Defendant's final claim on appeal is that the trial court abused its discretion in admitting evidence of photographs of the loading dock area where plaintiff Richard Knight was injured. Defendant argues that the photographs did not accurately depict the lighting in the area at the time of the accident.
To lay a proper foundation for the admission of photographs, a person familiar with the scene depicted in the photograph must testify, on the basis of personal observation, that the photograph is an accurate representation. In re Robinson, 180 Mich. App. 454, 460; 447 N.W.2d 765 (1989). Photographs may still be admissible despite changes in the scene, as long as someone testifies with regard to the extent of the changes. Id., pp 460-461.
Plaintiffs laid an adequate foundation for the admission of the photographs with the testimony of Gary Rounds. Rounds was familiar with the loading dock area because of his past employment with defendant, and he was also familiar with the lighting conditions on the day of plaintiff's accident because it was Rounds who found plaintiff. Rounds testified that the pictures were a fair and accurate representation of the area, except for the difference in lighting. He explained that at the time he found plaintiff, the dock area was not as well lit.

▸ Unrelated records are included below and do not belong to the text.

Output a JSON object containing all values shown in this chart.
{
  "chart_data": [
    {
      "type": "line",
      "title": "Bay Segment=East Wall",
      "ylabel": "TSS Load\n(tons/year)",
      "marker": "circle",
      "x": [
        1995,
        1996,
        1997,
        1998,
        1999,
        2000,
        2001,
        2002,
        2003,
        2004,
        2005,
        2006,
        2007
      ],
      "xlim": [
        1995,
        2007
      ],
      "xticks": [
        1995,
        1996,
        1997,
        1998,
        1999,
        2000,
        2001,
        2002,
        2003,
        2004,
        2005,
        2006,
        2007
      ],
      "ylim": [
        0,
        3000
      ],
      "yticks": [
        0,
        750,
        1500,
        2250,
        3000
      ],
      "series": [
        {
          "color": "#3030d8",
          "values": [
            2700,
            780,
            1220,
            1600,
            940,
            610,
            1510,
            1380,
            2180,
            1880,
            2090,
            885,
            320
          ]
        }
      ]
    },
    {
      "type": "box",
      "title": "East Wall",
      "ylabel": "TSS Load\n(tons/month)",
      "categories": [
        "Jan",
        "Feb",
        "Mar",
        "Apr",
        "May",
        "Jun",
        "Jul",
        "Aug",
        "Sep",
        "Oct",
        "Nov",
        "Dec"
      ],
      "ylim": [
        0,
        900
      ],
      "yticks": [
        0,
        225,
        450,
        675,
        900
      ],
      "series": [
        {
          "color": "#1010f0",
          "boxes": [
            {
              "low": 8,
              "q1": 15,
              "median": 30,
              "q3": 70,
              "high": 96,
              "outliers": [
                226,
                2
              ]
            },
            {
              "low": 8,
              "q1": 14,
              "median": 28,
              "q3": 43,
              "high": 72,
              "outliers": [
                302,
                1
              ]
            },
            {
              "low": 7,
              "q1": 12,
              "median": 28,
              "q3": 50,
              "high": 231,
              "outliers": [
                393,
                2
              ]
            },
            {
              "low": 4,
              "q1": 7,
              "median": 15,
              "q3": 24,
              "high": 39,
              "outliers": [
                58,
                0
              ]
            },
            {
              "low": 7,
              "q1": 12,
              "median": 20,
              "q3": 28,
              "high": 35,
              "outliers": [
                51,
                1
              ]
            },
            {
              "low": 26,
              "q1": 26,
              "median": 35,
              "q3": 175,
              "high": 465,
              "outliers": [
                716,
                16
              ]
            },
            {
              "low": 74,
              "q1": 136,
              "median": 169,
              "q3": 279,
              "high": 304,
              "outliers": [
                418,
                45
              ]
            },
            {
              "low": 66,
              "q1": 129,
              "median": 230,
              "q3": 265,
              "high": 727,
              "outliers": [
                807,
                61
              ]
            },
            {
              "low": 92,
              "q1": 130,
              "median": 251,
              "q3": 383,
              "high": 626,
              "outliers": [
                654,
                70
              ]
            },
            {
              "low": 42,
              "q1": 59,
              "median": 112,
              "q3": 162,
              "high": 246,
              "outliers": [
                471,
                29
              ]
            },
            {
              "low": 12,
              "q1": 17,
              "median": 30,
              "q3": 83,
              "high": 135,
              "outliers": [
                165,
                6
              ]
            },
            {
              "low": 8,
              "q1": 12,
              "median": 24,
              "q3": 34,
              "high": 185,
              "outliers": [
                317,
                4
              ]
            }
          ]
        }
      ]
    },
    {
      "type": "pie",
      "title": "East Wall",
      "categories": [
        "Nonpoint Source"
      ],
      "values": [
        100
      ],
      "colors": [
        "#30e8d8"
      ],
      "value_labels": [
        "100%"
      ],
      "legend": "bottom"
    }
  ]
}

Defense counsel did not argue below that the lighting in the photographs established that they were unfairly prejudicial, but only argued prejudice regarding the angle of the photographs. Nonetheless, the trial court did address the issue of unfair prejudice and found none resulting from the admission of the photographs. We agree. Because Rounds was able to explain the differences in the conditions on the two dates, we fail to see how these exhibits unfairly prejudiced defendant within the meaning of MRE 403. The trial court did not abuse its discretion by admitting the photographs into evidence. Reisman v Regents of Wayne State University, 188 Mich. App. 526, 543; 470, N.W.2d 678 (1991).